Terugkeer Prinsen van Oranje[bewerken | brontekst bewerken]

Zilveren penning ter ere van de inhuldiging van Willem IV als Markies van Veere en Vlissingen. Vervaardigd in 1751.

Deze devassalage hield echter slechts zestien jaar stand. Toen in 1747 in lijn met de grote verliezen tegen Frankrijk in de Oostenrijkse Successieoorlog het regnetenregime viel, werd Willem IV van Oranje-Nassau in alle gewesten als stadhouder benoemd en werd deze functie zelfs erfelijk gemaakt. Vervolgens werd in 1748 de devassalage herroepen en op 30 mei werd Willem IV alsnog erkend als de Markies van Veere en Vlissingen.[3][19] Op 1 juni 1751 werd Willem IV feestelijk ingehuldigd als markies te Veere.[2][3][18]

Na Willem IV zijn overlijden werd zijn zoon Willem V van Oranje-Nassau prins, erfstadhouder en markies.
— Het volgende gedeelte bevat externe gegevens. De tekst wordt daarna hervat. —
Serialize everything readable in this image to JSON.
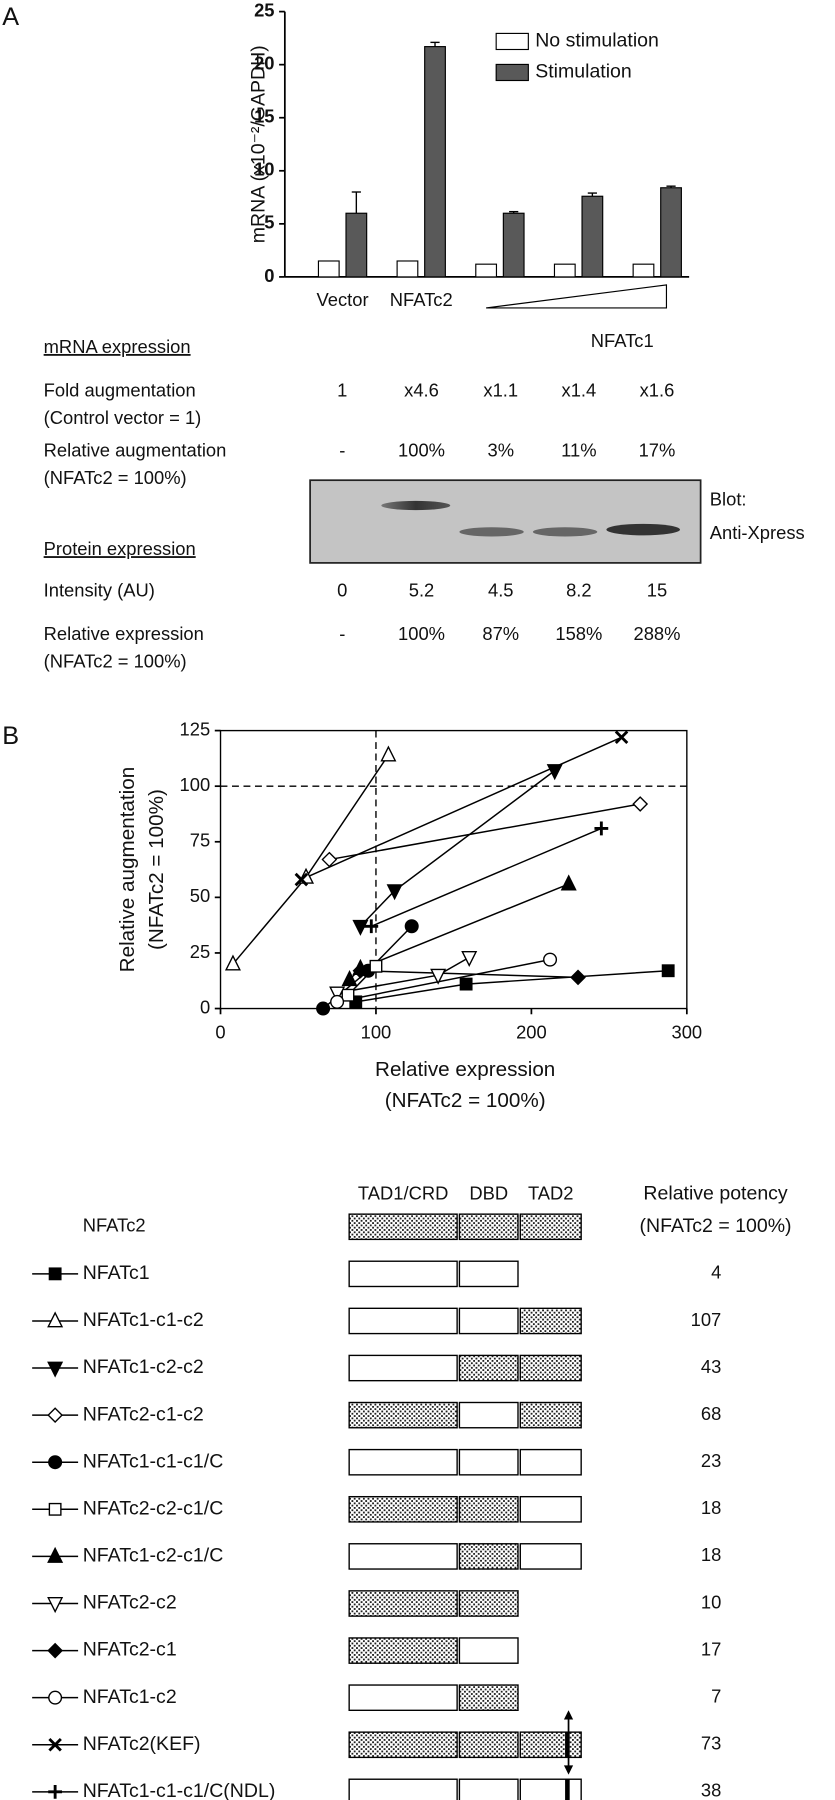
{
  "panel_labels": [
    "A",
    "B"
  ],
  "chart_data": [
    {
      "type": "bar",
      "ylabel": "mRNA (x10⁻²/GAPDH)",
      "categories": [
        "Vector",
        "NFATc2",
        null,
        null,
        null
      ],
      "group_label": "NFATc1",
      "series": [
        {
          "name": "No stimulation",
          "color": "#ffffff",
          "values": [
            1.5,
            1.5,
            1.2,
            1.2,
            1.2
          ]
        },
        {
          "name": "Stimulation",
          "color": "#595959",
          "values": [
            6,
            21.7,
            6,
            7.6,
            8.4
          ],
          "errors": [
            2,
            0.4,
            0.15,
            0.3,
            0.15
          ]
        }
      ],
      "ylim": [
        0,
        25
      ],
      "yticks": [
        0,
        5,
        10,
        15,
        20,
        25
      ]
    },
    {
      "type": "scatter",
      "xlabel": [
        "Relative expression",
        "(NFATc2 = 100%)"
      ],
      "ylabel": [
        "Relative augmentation",
        "(NFATc2 = 100%)"
      ],
      "xlim": [
        0,
        300
      ],
      "xticks": [
        0,
        100,
        200,
        300
      ],
      "ylim": [
        0,
        125
      ],
      "yticks": [
        0,
        25,
        50,
        75,
        100,
        125
      ],
      "hlines": [
        100
      ],
      "vlines": [
        100
      ],
      "color": "#000000",
      "series": [
        {
          "name": "NFATc1",
          "marker": "square-filled",
          "x": [
            87,
            158,
            288
          ],
          "values": [
            3,
            11,
            17
          ]
        },
        {
          "name": "NFATc1-c1-c2",
          "marker": "triangle-open",
          "x": [
            8,
            55,
            108
          ],
          "values": [
            20,
            59,
            114
          ]
        },
        {
          "name": "NFATc1-c2-c2",
          "marker": "triangle-down-filled",
          "x": [
            90,
            112,
            215
          ],
          "values": [
            37,
            53,
            107
          ]
        },
        {
          "name": "NFATc2-c1-c2",
          "marker": "diamond-open",
          "x": [
            70,
            270
          ],
          "values": [
            67,
            92
          ]
        },
        {
          "name": "NFATc1-c1-c1/C",
          "marker": "circle-filled",
          "x": [
            66,
            95,
            123
          ],
          "values": [
            0,
            17,
            37
          ]
        },
        {
          "name": "NFATc2-c2-c1/C",
          "marker": "square-open",
          "x": [
            82,
            100
          ],
          "values": [
            6,
            19
          ]
        },
        {
          "name": "NFATc1-c2-c1/C",
          "marker": "triangle-filled",
          "x": [
            83,
            90,
            224
          ],
          "values": [
            13,
            18,
            56
          ]
        },
        {
          "name": "NFATc2-c2",
          "marker": "triangle-down-open",
          "x": [
            75,
            140,
            160
          ],
          "values": [
            7,
            15,
            23
          ]
        },
        {
          "name": "NFATc2-c1",
          "marker": "diamond-filled",
          "x": [
            90,
            230
          ],
          "values": [
            17,
            14
          ]
        },
        {
          "name": "NFATc1-c2",
          "marker": "circle-open",
          "x": [
            75,
            212
          ],
          "values": [
            3,
            22
          ]
        },
        {
          "name": "NFATc2(KEF)",
          "marker": "x",
          "x": [
            52,
            258
          ],
          "values": [
            58,
            122
          ]
        },
        {
          "name": "NFATc1-c1-c1/C(NDL)",
          "marker": "plus",
          "x": [
            97,
            245
          ],
          "values": [
            37,
            81
          ]
        }
      ]
    }
  ],
  "table_a": {
    "mrna_heading": "mRNA expression",
    "protein_heading": "Protein expression",
    "rows": [
      {
        "label": "Fold augmentation",
        "sublabel": "(Control vector = 1)",
        "values": [
          "1",
          "x4.6",
          "x1.1",
          "x1.4",
          "x1.6"
        ]
      },
      {
        "label": "Relative augmentation",
        "sublabel": "(NFATc2 = 100%)",
        "values": [
          "-",
          "100%",
          "3%",
          "11%",
          "17%"
        ]
      },
      {
        "label": "Intensity (AU)",
        "values": [
          "0",
          "5.2",
          "4.5",
          "8.2",
          "15"
        ]
      },
      {
        "label": "Relative expression",
        "sublabel": "(NFATc2 = 100%)",
        "values": [
          "-",
          "100%",
          "87%",
          "158%",
          "288%"
        ]
      }
    ],
    "blot_label": [
      "Blot:",
      "Anti-Xpress"
    ]
  },
  "constructs": {
    "domain_headers": [
      "TAD1/CRD",
      "DBD",
      "TAD2"
    ],
    "potency_header": [
      "Relative potency",
      "(NFATc2 = 100%)"
    ],
    "reference": {
      "name": "NFATc2",
      "domains": [
        "c2",
        "c2",
        "c2"
      ]
    },
    "rows": [
      {
        "domains": [
          "c1",
          "c1",
          null
        ],
        "potency": 4
      },
      {
        "domains": [
          "c1",
          "c1",
          "c2"
        ],
        "potency": 107
      },
      {
        "domains": [
          "c1",
          "c2",
          "c2"
        ],
        "potency": 43
      },
      {
        "domains": [
          "c2",
          "c1",
          "c2"
        ],
        "potency": 68
      },
      {
        "domains": [
          "c1",
          "c1",
          "c1"
        ],
        "potency": 23
      },
      {
        "domains": [
          "c2",
          "c2",
          "c1"
        ],
        "potency": 18
      },
      {
        "domains": [
          "c1",
          "c2",
          "c1"
        ],
        "potency": 18
      },
      {
        "domains": [
          "c2",
          "c2",
          null
        ],
        "potency": 10
      },
      {
        "domains": [
          "c2",
          "c1",
          null
        ],
        "potency": 17
      },
      {
        "domains": [
          "c1",
          "c2",
          null
        ],
        "potency": 7
      },
      {
        "domains": [
          "c2",
          "c2",
          "c2"
        ],
        "potency": 73,
        "mutation": true
      },
      {
        "domains": [
          "c1",
          "c1",
          "c1"
        ],
        "potency": 38,
        "mutation": true
      }
    ]
  }
}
Op 18-jarige leeftijd in 1766 werd Willem V ingehuldigd als Markies van Veere.[18] Deze zou dat blijven tot 1795, toen met de Franse inval en de daarop volgende Bataafse Revolutie alle bezittingen van Willem V verbeurd werden verklaard en het hele Nederlandse staatsbestel werd opgeheven.[3][19] Het Markizaat van Veere en Vlissingen werd hierbij ook opgeheven.[20]

Markies als historische titel[bewerken | brontekst bewerken]

Nadat al Willem V zijn bezittingen waren geconfisqueerd en hijzelf in ballingschap was gegaan, bleef hij toch al zijn voormalige titels voeren, waaronder die van Markies van Veere en Vlissingen. Hoewel hij in 1804 in een overeenkomst met de Bataafse Republiek akkoord ging met de onteigening van zijn bezittingen in ruil voor een compensatie, werd deze overeenkomst nooit geratificeerd. Zodoende bleef hij en zijn zoon Willem VI deze titels dragen. Nadat deze Willem VI in 1813 als Koning Willem I der Nederlanden terug was gekeerd, bleven de voormalige bezittingen eigendom van de staat. Willem I maakte dan ook geen aanspraak op zijn voormalige bezittingen. Wel ontving hij een jaarlijks inkomen, waarvan een gedeelte moest worden opgebracht door de zogeheten kroondomeinen, waar het Markizaat van Veere en Vlissingen er een van was.[21]

In een parlementaire behandeling van de Wet lidmaatschap koninklijk huis 2002 liet de regering weten dat de titel van Markies van Veere en Vlissingen, samen met enkele ander historische titels functioneel verbonden zijn aan het koningschap van Nederland. Ze kunnen dus nooit aan andere personen dan de koning(in) van Nederland vervallen.[22]